Components - teamdatatonic/vertex-pipelines-end-to-end-samples GitHub Wiki

Kubeflow Pipelines Components

The package components contains KubeFlow pipeline components for interacting with Google Cloud. The following components are implemented:

extract_table: Extract a table from BigQuery to Cloud Storage.
lookup_model: Look up a mode in the Vertex AI Model Registry given a name (and version optionally).
model_batch_predict: Run a Batch Prediction Job.
upload_model: Uploads a new model version to the Vertex Model Registry, importing a model evaluation, and updating the "default" tag on the model if the new version (challenger) is superior to the previous (champion) model.

These components either augment, extend, or add new functionalities that aren't found in Google Cloud Pipeline Components list.

Creating a new pipeline components package

Update Python dependencies in poetry.lock, pyproject.toml, and in packages_to_install (in the @component decorator):

In pyproject.toml, add any dependencies that your component uses under [tool.poetry.dependencies](each pinned to a specific version)
In packages_to_install (in the @component decorator used to define your component), add any dependencies that your component uses (each pinned to a specific version)

Define your pipeline components using the @component decorator in Python files under components/src/components.

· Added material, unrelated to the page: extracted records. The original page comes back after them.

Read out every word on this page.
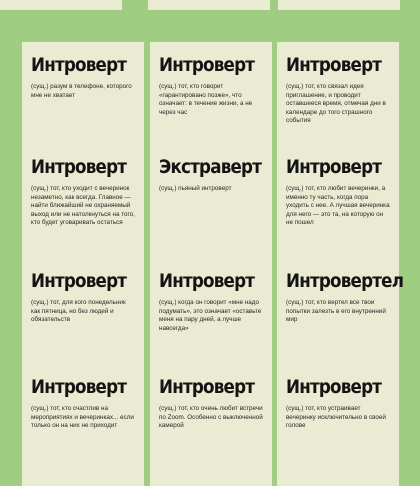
Интроверт
(сущ.) разум в телефоне, которого мне не хватает
Интроверт
(сущ.) тот, кто говорит «гарантировано позже», что означает: в течение жизни, а не через час
Интроверт
(сущ.) тот, кто связал идея приглашение, и проводит оставшееся время, отмечая дни в календаре до того страшного события
Интроверт
(сущ.) тот, кто уходит с вечеринок незаметно, как всегда. Главное — найти ближайший не охраняемый выход или не натолкнуться на того, кто будет уговаривать остаться
Экстраверт
(сущ.) пьяный интроверт
Интроверт
(сущ.) тот, кто любит вечеринки, а именно ту часть, когда пора уходить с нее. А лучшая вечеринка для него — это та, на которую он не пошел
Интроверт
(сущ.) тот, для кого понедельник как пятница, но без людей и обязательств
Интроверт
(сущ.) когда он говорит «мне надо подумать», это означает «оставьте меня на пару дней, а лучше навсегда»
Интровертел
(сущ.) тот, кто вертел все твои попытки залезть в его внутренний мир
Интроверт
(сущ.) тот, кто счастлив на мероприятиях и вечеринках... если только он на них не приходит
Интроверт
(сущ.) тот, кто очень любит встречи по Zoom. Особенно с выключенной камерой
Интроверт
(сущ.) тот, кто устраивает вечеринку исключительно в своей голове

You will need to update the __init__.py file to provide tests. See the Kubeflow Pipelines documentation for more information about writing pipeline components.

Finally, you will need to install this new components package into the pipelines package. Run make install from the root of the repository to install the new components.

Testing components

Unit tests for components are defined using pytest and should be created under components/tests. Take a look at the existing components to see examples of how you can write these tests and perform mocking/patching of KFP Artifact types.

To run the unit tests, run make test from the root of the repository.